Il existe toutes sortes de chapeaux différents: avec des grands et des petits bords, des chapeaux de paille que l'on porte en été, parmi lesquels le panama, à la fois élégant et décontracté, très populaire dans les années 1900, qui est redevenu à la mode pour les hommes depuis quelques années, des chapeaux de feutre ou chapeaux mous, des toques et des chapkas que l'on voit en hiver, etc.

 

Les gens portent un chapeau depuis l'Antiquité. À l'origine, c'était par mesure de protection contre le froid, le soleil ou les intempéries. Au fil des siècles, il s'est transformé en un symbole d'appartenance sociale, puis en un accessoire de mode. Le chapeau est également associé à certaines professions: la toque blanche d'un chef cuisinier, par exemple, ou la charlotte, un bonnet jetable à élastique utilisé par les chirurgiens pour des raisons d'hygiène. 

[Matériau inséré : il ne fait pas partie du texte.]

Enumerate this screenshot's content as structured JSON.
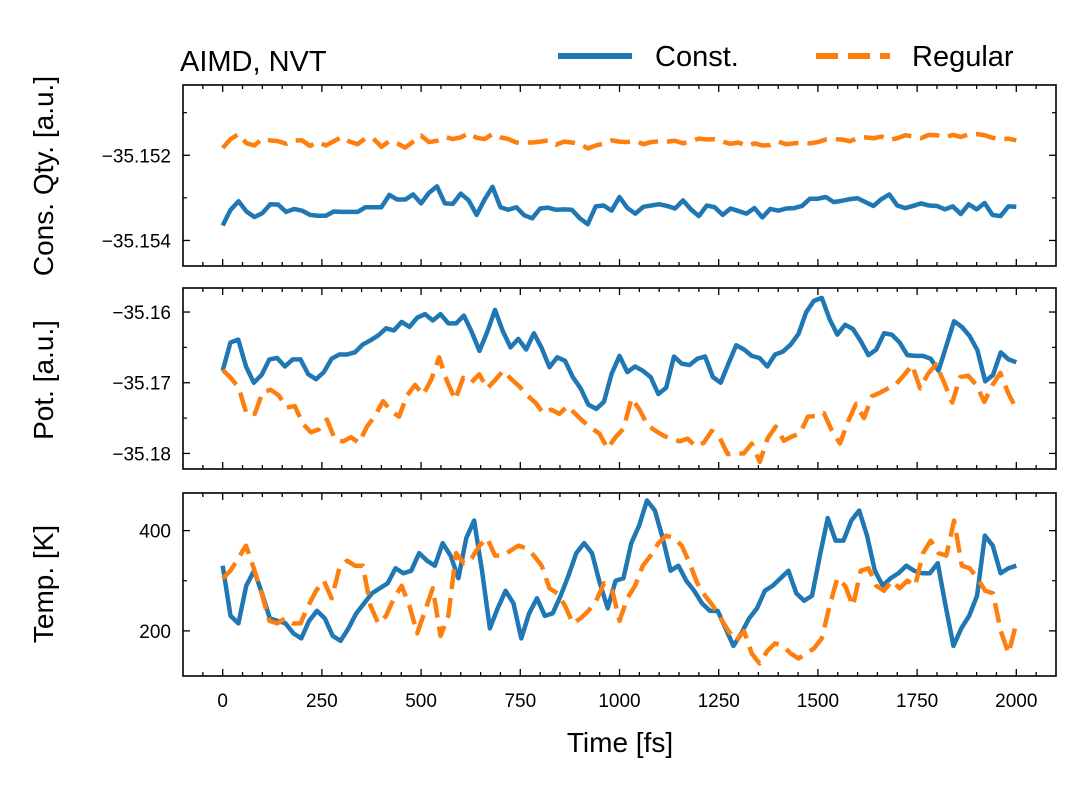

Au XVIIIème siècle, les nobles troquent le chapeau contre la perruque. Paradoxalement, c'est à la même époque que le bicorne devient à la mode pour couvrir la tête des hommes du monde. D'origine militaire, on pense à Napoléon Ier, le bicorne remplace le tricorne qui existait jusque-là. Ne pouvant le mettre par-dessus leurs perruques qui étaient beaucoup trop hautes pour pouvoir supporter un chapeau, les hommes prennent l'habitude de porter leur bicorne à la main, d'où son surnom de "chapeau-bras" ou "chapeau-de-bras". Au XIXème siècle, le bicorne est à son tour remplacé par le haut-de-forme, symbole de l'homme bourgeois élégant. Une autre version du chapeau haut-de-forme, en plus pratique, est le chapeau claque qui reprend le principe du "chapeau-bras"¹.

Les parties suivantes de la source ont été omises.